Nun hat das International Tribunal into Crimes of Church and State (ITCCS), das zur Verfolgung und Aufarbeitung des organisierten Verbrechens gegen Kinder gegründet wurde, schwerste Vorwürfe gegen den mittlerweile an Demenz erkrankten Joseph Ratzinger erhoben. Ratzinger, der sich zuletzt „Vizegott (Papst) Benedikt XVI.“ nannte, soll demnach während einer okkulten Messe, die 1987 in Holland stattfand, einen Ritualmord an einem siebenjährigen Mädchen begangen haben. Das ITCCS beruft sich dabei auf die Aussage der Augenzeugin Toos Nijenhuis.

Anwesend an dieser „schwarzen Messe“ sollen neben Ratzinger auch der holländische Kardinal Alfrink und der Bilderbergergründer* Prinz Bernhard gewesen sein.

„I saw Joseph Ratzinger murder a little girl at a French chateau in the fall of 1987″ stated the witness, who was a regular participant in the cult ritual torture and killing of children.

It was ugly and horrible, and it didn’t happen just once. Ratzinger often took part. He and Alfrink and Prince Bernhard were some of the more prominent men who took part.“

Augenzeugin Toos Nijenhuis:

Hier sollte auch nicht vergessen werden, dass der Name Prinz Bernhard immer wieder im Zusammenhang mit dem „Dutroux-Skandal“ genannt wurde. Ebenso berichteten überlebende Opfer des „Dutroux-Skandal“ immer wieder von „schwarzen Messen“, an denen sie gezwungen waren, teilzunehmen.
Während dieser Messen wurden sie sexuell missbraucht, gefoltert und es wurden Ritualmorde begangen.
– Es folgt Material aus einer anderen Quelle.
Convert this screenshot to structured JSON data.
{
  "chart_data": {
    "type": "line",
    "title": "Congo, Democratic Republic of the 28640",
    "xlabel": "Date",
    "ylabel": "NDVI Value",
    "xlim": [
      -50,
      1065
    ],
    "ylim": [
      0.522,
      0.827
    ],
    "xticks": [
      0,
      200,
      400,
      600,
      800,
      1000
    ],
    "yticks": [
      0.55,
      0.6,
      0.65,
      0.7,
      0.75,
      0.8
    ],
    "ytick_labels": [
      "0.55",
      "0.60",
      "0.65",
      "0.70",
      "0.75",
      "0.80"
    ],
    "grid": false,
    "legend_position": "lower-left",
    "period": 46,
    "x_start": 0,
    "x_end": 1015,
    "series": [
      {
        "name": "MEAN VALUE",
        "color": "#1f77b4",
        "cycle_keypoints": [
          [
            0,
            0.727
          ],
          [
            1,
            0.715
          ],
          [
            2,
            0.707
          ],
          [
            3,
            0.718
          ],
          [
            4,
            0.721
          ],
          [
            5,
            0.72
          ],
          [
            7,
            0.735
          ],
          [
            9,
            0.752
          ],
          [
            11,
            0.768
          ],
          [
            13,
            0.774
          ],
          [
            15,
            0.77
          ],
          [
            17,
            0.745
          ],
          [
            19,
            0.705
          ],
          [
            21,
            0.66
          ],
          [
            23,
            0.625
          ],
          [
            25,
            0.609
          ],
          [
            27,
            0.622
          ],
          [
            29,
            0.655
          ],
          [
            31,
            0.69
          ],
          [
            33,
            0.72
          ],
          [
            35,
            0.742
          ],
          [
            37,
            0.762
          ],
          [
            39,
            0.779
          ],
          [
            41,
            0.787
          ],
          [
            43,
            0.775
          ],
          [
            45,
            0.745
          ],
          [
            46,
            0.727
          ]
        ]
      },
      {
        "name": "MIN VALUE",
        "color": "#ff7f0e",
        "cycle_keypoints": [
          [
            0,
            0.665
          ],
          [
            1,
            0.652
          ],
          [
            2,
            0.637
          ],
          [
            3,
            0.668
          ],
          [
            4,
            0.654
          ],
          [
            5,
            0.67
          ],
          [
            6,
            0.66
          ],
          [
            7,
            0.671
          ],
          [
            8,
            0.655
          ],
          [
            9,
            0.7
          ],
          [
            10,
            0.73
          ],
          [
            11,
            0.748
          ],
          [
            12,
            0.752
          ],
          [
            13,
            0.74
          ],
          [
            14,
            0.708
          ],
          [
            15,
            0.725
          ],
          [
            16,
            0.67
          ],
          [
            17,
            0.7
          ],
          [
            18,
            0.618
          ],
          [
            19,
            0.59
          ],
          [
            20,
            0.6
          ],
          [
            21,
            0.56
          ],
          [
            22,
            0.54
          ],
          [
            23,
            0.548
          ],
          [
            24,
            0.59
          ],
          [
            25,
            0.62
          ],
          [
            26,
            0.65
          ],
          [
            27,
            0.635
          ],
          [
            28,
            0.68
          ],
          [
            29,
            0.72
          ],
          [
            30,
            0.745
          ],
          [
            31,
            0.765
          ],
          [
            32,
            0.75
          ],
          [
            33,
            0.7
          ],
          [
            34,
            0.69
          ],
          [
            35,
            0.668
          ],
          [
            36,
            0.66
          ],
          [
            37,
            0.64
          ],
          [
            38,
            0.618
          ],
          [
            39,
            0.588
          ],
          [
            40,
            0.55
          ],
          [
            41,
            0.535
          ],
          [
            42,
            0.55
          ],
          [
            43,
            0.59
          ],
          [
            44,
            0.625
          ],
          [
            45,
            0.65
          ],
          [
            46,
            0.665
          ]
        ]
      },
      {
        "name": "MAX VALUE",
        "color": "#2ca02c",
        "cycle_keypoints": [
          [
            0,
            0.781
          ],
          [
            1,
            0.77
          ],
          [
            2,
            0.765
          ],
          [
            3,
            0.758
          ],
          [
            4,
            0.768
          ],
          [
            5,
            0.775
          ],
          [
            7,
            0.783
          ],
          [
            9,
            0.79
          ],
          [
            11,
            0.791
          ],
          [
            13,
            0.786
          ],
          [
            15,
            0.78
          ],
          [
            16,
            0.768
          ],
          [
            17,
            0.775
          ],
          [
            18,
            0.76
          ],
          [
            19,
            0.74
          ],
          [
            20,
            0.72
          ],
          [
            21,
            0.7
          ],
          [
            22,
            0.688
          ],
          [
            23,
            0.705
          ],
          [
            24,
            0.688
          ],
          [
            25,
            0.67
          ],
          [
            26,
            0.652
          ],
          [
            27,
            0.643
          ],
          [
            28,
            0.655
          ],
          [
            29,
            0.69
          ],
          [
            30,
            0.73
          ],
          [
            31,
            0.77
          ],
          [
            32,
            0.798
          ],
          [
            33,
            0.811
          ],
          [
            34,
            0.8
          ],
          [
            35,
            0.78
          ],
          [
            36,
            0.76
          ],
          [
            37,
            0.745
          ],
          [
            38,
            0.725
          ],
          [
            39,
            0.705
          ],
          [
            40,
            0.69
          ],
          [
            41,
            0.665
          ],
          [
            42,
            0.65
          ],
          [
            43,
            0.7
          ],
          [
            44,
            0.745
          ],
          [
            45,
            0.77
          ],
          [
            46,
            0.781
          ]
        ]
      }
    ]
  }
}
Ich möchte an dieser Stelle wiederholen, dass es sich bei den Auftraggebern im „Dutroux-Skandal“ um Personen handeln muss, die höchste Machtpositionen bekleiden. Kein Otto Normalverbraucher hätte jemals die Macht, die Ermittlungsbehörden mehrerer Länder lahmzulegen.

Und was Joseph Ratzinger betrifft, so sollten wir nicht dessen Verhalten in den vielen Missbrauchskandalen der Kirche unberücksichtigt lassen. In seinen Funktionen als Kardinal Ratzinger und als Papst Benedikt XVI. sorgte er für Täterschutz, verhinderte die Aufklärung von pädosexuellen Straftaten und ließ Täter lediglich versetzen, dass sie andernorts weitermachen konnten.

* Die Bilderberger wurden von Prinz Bernhard auf Initiative der Jesuiten gegründet.